Is EINTR a valid expectable value for apr_poll?

I'm running Ubuntu 7.04 with apr 127.

I expected three kinds of errors from this function
apr_status_t apr_poll   (       apr_pollfd_t *           aprset,
                apr_int32_t     numsock,
                apr_int32_t *   nsds,
                apr_interval_time_t     timeout 
        )


a) APR_SUCCESS - a descriptor was signaled in the interval specified
in timeout, no errors occurred.
b) APR_TIMEUP - the timeout interval expired and no descriptors were
signaled, all is still well, no errors occurred.
b) an error occurred: no mem, invalid args, memory faults, etc.

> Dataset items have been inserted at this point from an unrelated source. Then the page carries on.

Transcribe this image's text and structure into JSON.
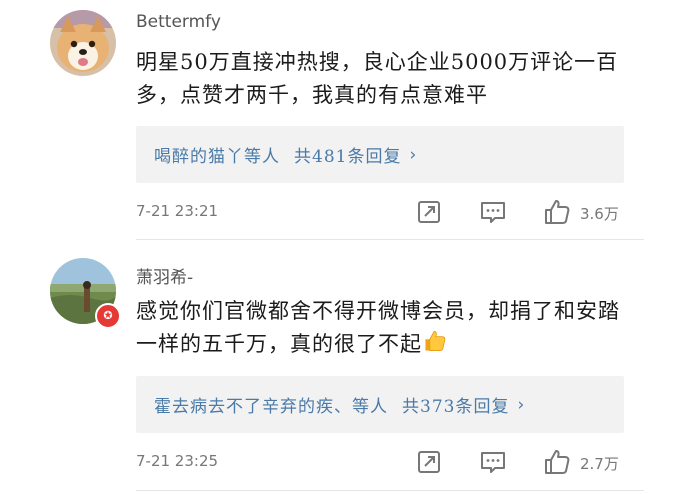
{
  "comments": [
    {
      "username": "Bettermfy",
      "text": "明星50万直接冲热搜，良心企业5000万评论一百多，点赞才两千，我真的有点意难平",
      "reply_who": "喝醉的猫丫等人",
      "reply_count": "共481条回复",
      "chevron": "›",
      "timestamp": "7-21 23:21",
      "likes": "3.6万",
      "avatar_icon": "dog-avatar"
    },
    {
      "username": "萧羽希-",
      "text": "感觉你们官微都舍不得开微博会员，却捐了和安踏一样的五千万，真的很了不起",
      "emoji": "thumbs-up-emoji",
      "reply_who": "霍去病去不了辛弃的疾、等人",
      "reply_count": "共373条回复",
      "chevron": "›",
      "timestamp": "7-21 23:25",
      "likes": "2.7万",
      "avatar_icon": "landscape-avatar",
      "badge_icon": "verified-badge-icon"
    }
  ],
  "colors": {
    "link": "#4a7aa8",
    "reply_bg": "#f2f2f2",
    "meta": "#777777",
    "badge": "#e53935"
  }
}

This
cannot be recovered unless the wrong is repaired (mem is freed,
arguments are fixed, etc.)

I see that sometimes apr_poll returns EINTR.
All is well with the descriptors, pointers and memory.
In fact, reentering the call will result in a success / timeup
(depending on the status of the descriptors being polled).

Is this behavior expected? Should EINTR be returned, but APR_TIMEUP
not be set? I haven't checked for EINTR in my APR related code because
I've seen it's been silenced down in a couple of places
(reading/writing data in files/sockets).

If yes, could you point out a scenario where such a thing is necessary?

Furthermore, Windows cannot (or so I understood) return WSAEINTR:
"WSAEINTR       A blocking Windows Socket 1.1 call was canceled through
WSACancelBlockingCall."
http://msdn2.microsoft.com/en-us/library/ms740141.aspx

And http://msdn2.microsoft.com/en-us/library/ms741547.aspx says The
WSACancelBlockingCall function has been removed in compliance with the
Windows Sockets 2 specification, revision 2.2.0.


This all means (to me) that the behavior of apr_poll is different on
Windows/Linux. If you cannot rely on one behavior, you have to check
for EINTR and call apr_poll again from the application if needed. IMHO
this only complicates code and adds no value.